Ao menos 29 candidatos adotaram “Bolsonaro” como nome de urna para as eleições de 2026, segundo registros da Justiça Eleitoral. O grupo reúne familiares, aliados e admiradores, com a maior concentração de candidaturas no Partido Liberal (PL), que soma 20 dos 29 nomes registrados.
Os demais candidatos estão distribuídos entre os partidos Podemos, Novo, Agir, PP, DC e Democrata. A lista abrange diferentes cargos, incluindo Flávio Bolsonaro (PL-RJ), candidato à Presidência, e Michelle Bolsonaro (PL-DF), que concorre ao Senado. Também disputam vagas Carlos Bolsonaro, Jair Bolsonaro e Rogéria Bolsonaro, mãe dos três filhos mais velhos do ex-presidente.
No estado de São Paulo, Renato Bolsonaro, irmão do ex-presidente, concorre a deputado federal. Já Marcelo Bolsonaro e Valéria Bolsonaro, primos de Jair Bolsonaro, disputam vagas na Assembleia Legislativa paulista.
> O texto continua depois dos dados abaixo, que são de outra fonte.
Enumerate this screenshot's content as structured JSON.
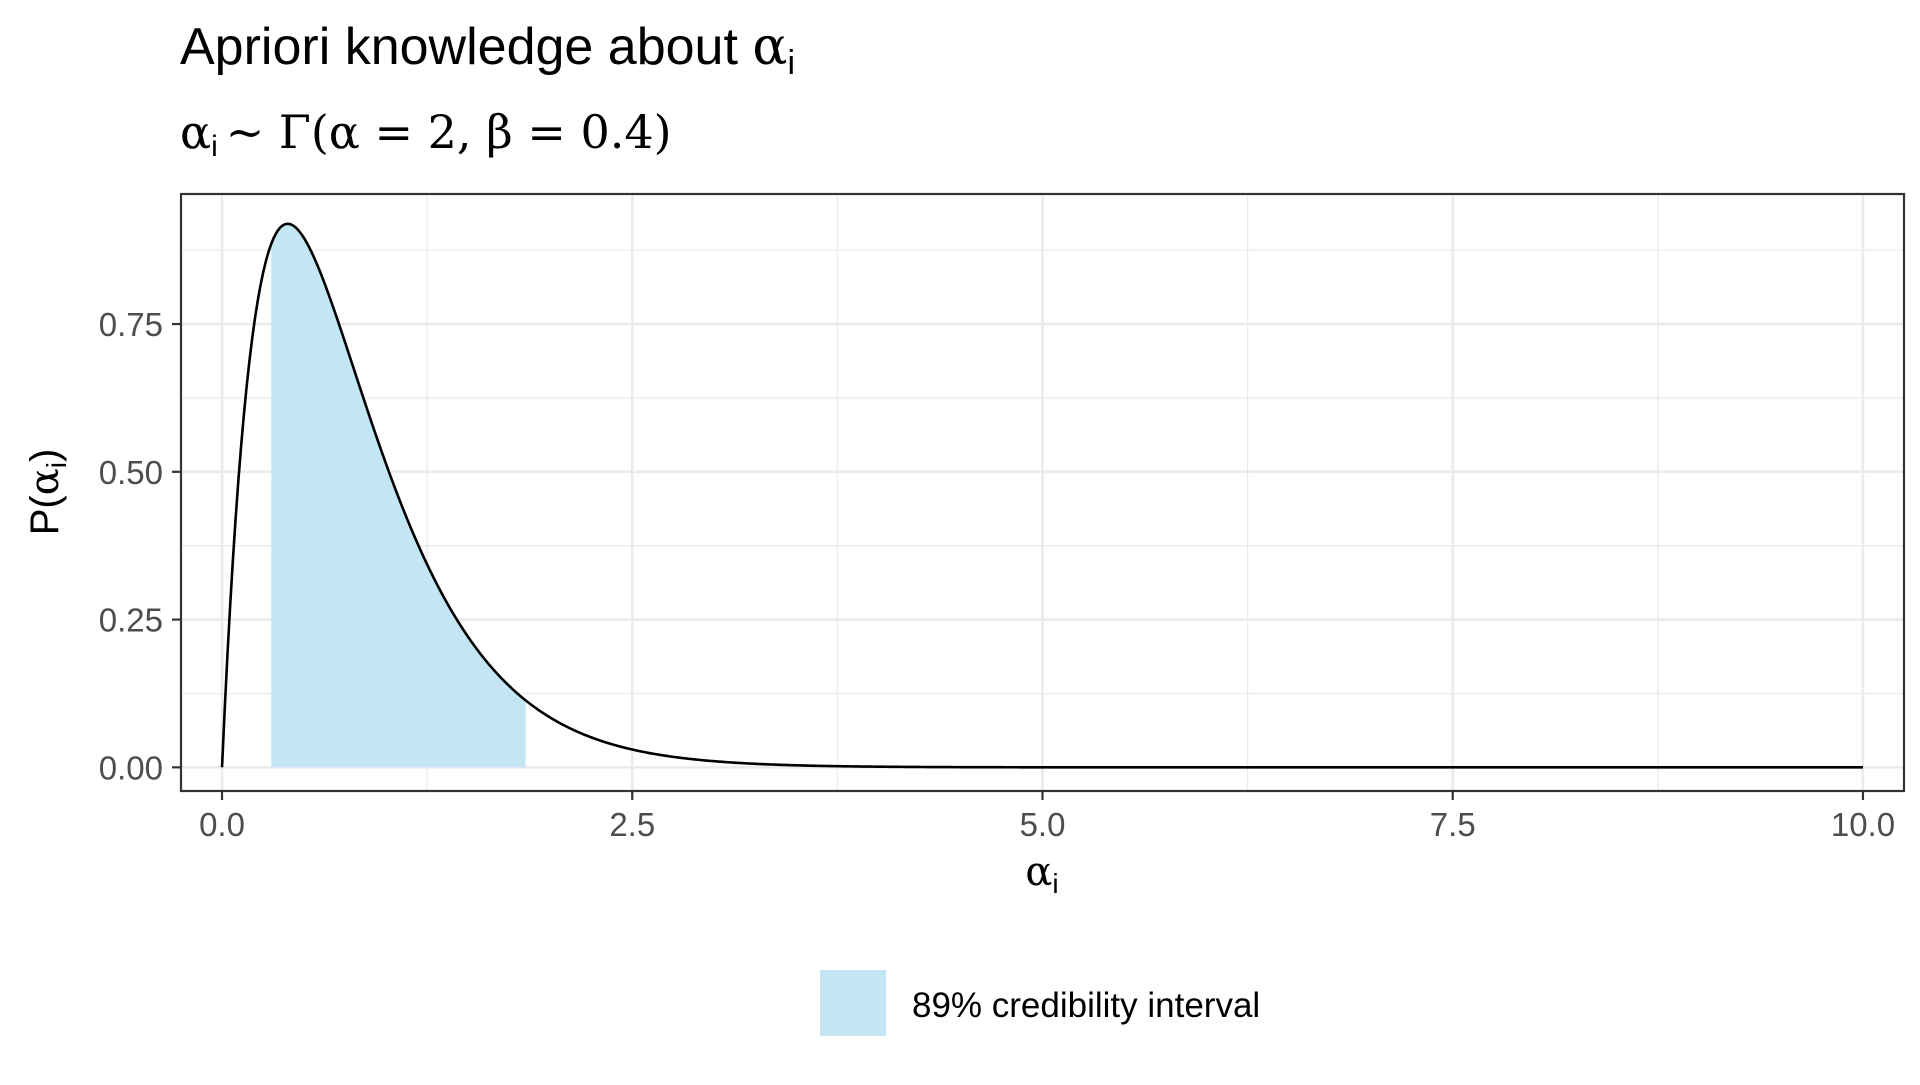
{
  "chart_data": {
    "type": "area",
    "title": {
      "text": "Apriori knowledge about ",
      "symbol": "α",
      "subscript": "i"
    },
    "subtitle": {
      "symbol": "α",
      "subscript": "i",
      "formula": "~ Γ(α = 2, β = 0.4)"
    },
    "xlabel": {
      "symbol": "α",
      "subscript": "i"
    },
    "ylabel": {
      "prefix": "P(",
      "symbol": "α",
      "subscript": "i",
      "suffix": ")"
    },
    "xlim": [
      -0.25,
      10.25
    ],
    "ylim": [
      -0.04,
      0.97
    ],
    "x_ticks": [
      {
        "value": 0,
        "label": "0.0"
      },
      {
        "value": 2.5,
        "label": "2.5"
      },
      {
        "value": 5,
        "label": "5.0"
      },
      {
        "value": 7.5,
        "label": "7.5"
      },
      {
        "value": 10,
        "label": "10.0"
      }
    ],
    "y_ticks": [
      {
        "value": 0,
        "label": "0.00"
      },
      {
        "value": 0.25,
        "label": "0.25"
      },
      {
        "value": 0.5,
        "label": "0.50"
      },
      {
        "value": 0.75,
        "label": "0.75"
      }
    ],
    "grid": true,
    "distribution": {
      "family": "gamma",
      "shape": 2,
      "scale": 0.4
    },
    "x": [
      0,
      0.1,
      0.2,
      0.3,
      0.4,
      0.5,
      0.6,
      0.7,
      0.8,
      0.9,
      1.0,
      1.2,
      1.4,
      1.6,
      1.8,
      2.0,
      2.2,
      2.5,
      2.8,
      3.0,
      3.5,
      4.0,
      4.5,
      5.0,
      6.0,
      7.0,
      8.0,
      9.0,
      10.0
    ],
    "y": [
      0,
      0.487,
      0.758,
      0.886,
      0.92,
      0.895,
      0.837,
      0.761,
      0.677,
      0.593,
      0.513,
      0.374,
      0.264,
      0.181,
      0.121,
      0.08,
      0.052,
      0.027,
      0.013,
      0.009,
      0.003,
      0.001,
      0.0004,
      0.0001,
      0,
      0,
      0,
      0,
      0
    ],
    "credibility_interval": {
      "lower": 0.3,
      "upper": 1.85,
      "level": "89%"
    },
    "legend": {
      "position": "bottom",
      "label": "89% credibility interval"
    },
    "colors": {
      "interval_fill": "#c3e5f4",
      "line": "#000000",
      "panel_border": "#333333",
      "grid": "#ebebeb"
    }
  }
}
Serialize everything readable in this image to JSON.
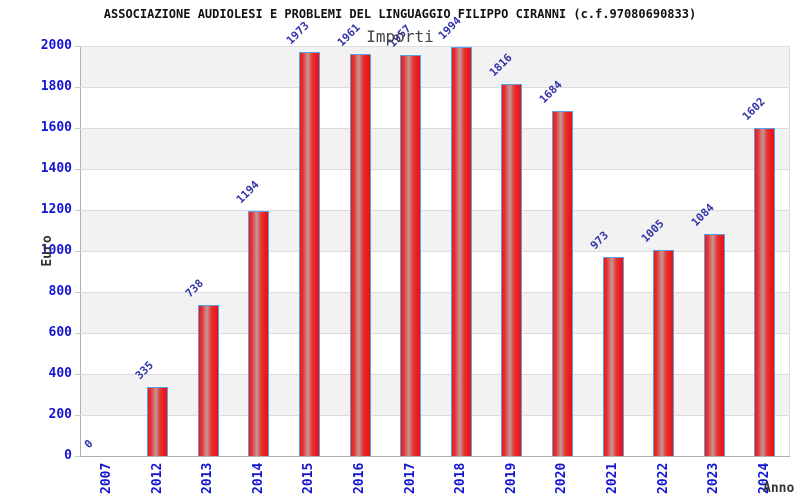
{
  "chart_data": {
    "type": "bar",
    "title": "ASSOCIAZIONE AUDIOLESI E PROBLEMI DEL LINGUAGGIO FILIPPO CIRANNI (c.f.97080690833)",
    "subtitle": "Importi",
    "xlabel": "Anno",
    "ylabel": "Euro",
    "categories": [
      "2007",
      "2012",
      "2013",
      "2014",
      "2015",
      "2016",
      "2017",
      "2018",
      "2019",
      "2020",
      "2021",
      "2022",
      "2023",
      "2024"
    ],
    "values": [
      0,
      335,
      738,
      1194,
      1973,
      1961,
      1957,
      1994,
      1816,
      1684,
      973,
      1005,
      1084,
      1602
    ],
    "ylim": [
      0,
      2000
    ],
    "ytick_step": 200,
    "yticks": [
      0,
      200,
      400,
      600,
      800,
      1000,
      1200,
      1400,
      1600,
      1800,
      2000
    ],
    "grid": true,
    "legend": "none",
    "colors": {
      "bar_fill": "#ed1a1a",
      "bar_highlight": "#c98d8d",
      "bar_border": "#5aa0e6",
      "tick_label": "#1414d2",
      "value_label": "#3333aa",
      "band_gray": "#f2f2f2",
      "band_white": "#ffffff",
      "gridline": "#dcdcdc",
      "axis_line": "#b0b0b0",
      "axis_title": "#333333",
      "title": "#111111",
      "subtitle": "#444444"
    }
  }
}
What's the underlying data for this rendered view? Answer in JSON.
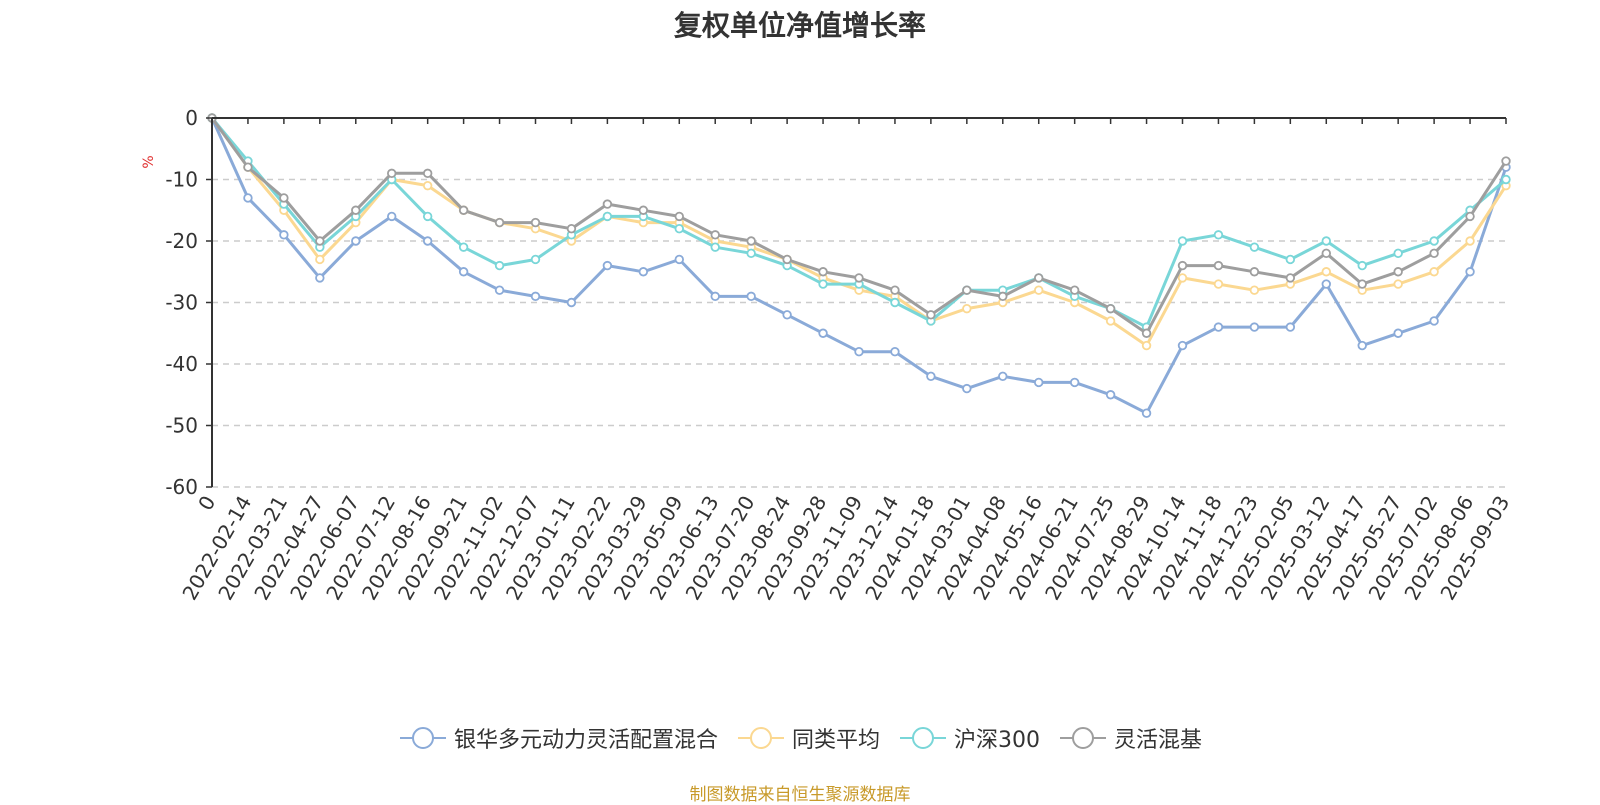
{
  "chart_data": {
    "type": "line",
    "title": "复权单位净值增长率",
    "ylabel": "%",
    "xlabel": "",
    "ylim": [
      -60,
      0
    ],
    "yticks": [
      0,
      -10,
      -20,
      -30,
      -40,
      -50,
      -60
    ],
    "grid": true,
    "legend_position": "bottom",
    "x": [
      "0",
      "2022-02-14",
      "2022-03-21",
      "2022-04-27",
      "2022-06-07",
      "2022-07-12",
      "2022-08-16",
      "2022-09-21",
      "2022-11-02",
      "2022-12-07",
      "2023-01-11",
      "2023-02-22",
      "2023-03-29",
      "2023-05-09",
      "2023-06-13",
      "2023-07-20",
      "2023-08-24",
      "2023-09-28",
      "2023-11-09",
      "2023-12-14",
      "2024-01-18",
      "2024-03-01",
      "2024-04-08",
      "2024-05-16",
      "2024-06-21",
      "2024-07-25",
      "2024-08-29",
      "2024-10-14",
      "2024-11-18",
      "2024-12-23",
      "2025-02-05",
      "2025-03-12",
      "2025-04-17",
      "2025-05-27",
      "2025-07-02",
      "2025-08-06",
      "2025-09-03"
    ],
    "series": [
      {
        "name": "银华多元动力灵活配置混合",
        "color": "#8aaad8",
        "values": [
          0,
          -13,
          -19,
          -26,
          -20,
          -16,
          -20,
          -25,
          -28,
          -29,
          -30,
          -24,
          -25,
          -23,
          -29,
          -29,
          -32,
          -35,
          -38,
          -38,
          -42,
          -44,
          -42,
          -43,
          -43,
          -45,
          -48,
          -37,
          -34,
          -34,
          -34,
          -27,
          -37,
          -35,
          -33,
          -25,
          -8
        ]
      },
      {
        "name": "同类平均",
        "color": "#fbd891",
        "values": [
          0,
          -8,
          -15,
          -23,
          -17,
          -10,
          -11,
          -15,
          -17,
          -18,
          -20,
          -16,
          -17,
          -17,
          -20,
          -21,
          -23,
          -26,
          -28,
          -29,
          -33,
          -31,
          -30,
          -28,
          -30,
          -33,
          -37,
          -26,
          -27,
          -28,
          -27,
          -25,
          -28,
          -27,
          -25,
          -20,
          -11
        ]
      },
      {
        "name": "沪深300",
        "color": "#79d6d8",
        "values": [
          0,
          -7,
          -14,
          -21,
          -16,
          -10,
          -16,
          -21,
          -24,
          -23,
          -19,
          -16,
          -16,
          -18,
          -21,
          -22,
          -24,
          -27,
          -27,
          -30,
          -33,
          -28,
          -28,
          -26,
          -29,
          -31,
          -34,
          -20,
          -19,
          -21,
          -23,
          -20,
          -24,
          -22,
          -20,
          -15,
          -10
        ]
      },
      {
        "name": "灵活混基",
        "color": "#9e9e9e",
        "values": [
          0,
          -8,
          -13,
          -20,
          -15,
          -9,
          -9,
          -15,
          -17,
          -17,
          -18,
          -14,
          -15,
          -16,
          -19,
          -20,
          -23,
          -25,
          -26,
          -28,
          -32,
          -28,
          -29,
          -26,
          -28,
          -31,
          -35,
          -24,
          -24,
          -25,
          -26,
          -22,
          -27,
          -25,
          -22,
          -16,
          -7
        ]
      }
    ]
  },
  "source_note": "制图数据来自恒生聚源数据库"
}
Aliados sem o sobrenome no nome civil obtiveram autorização para usá-lo. Hélio Lopes (PL) concorre ao Senado por Roraima como “Hélio Bolsonaro”, enquanto seu filho disputa vaga na Câmara dos Deputados no Rio de Janeiro como “Jean Bolsonaro”. A lista cita ainda Bruno Bolsonaro Scheid, candidato ao Senado por Rondônia, e Renato Araújo do Bolsonaro, candidato a deputado federal no Rio de Janeiro.
Candidatos sem vínculo familiar também adotaram a marca. Vilmar Rigo (Novo-MT) concorre como “Bolsonaro da Shopee” e Francisco Olinda de Assis (PL-SE) usa “Bolsonaro Sergipano”.
A Justiça Eleitoral já barrou o uso do nome no Rio de Janeiro por considerar que havia risco de confusão entre os eleitores. O Ministério Público Eleitoral pode questionar nomes de urna que gerem dúvidas sobre a identidade do candidato ou que possuam caráter ridículo, irreverente ou ofensivo.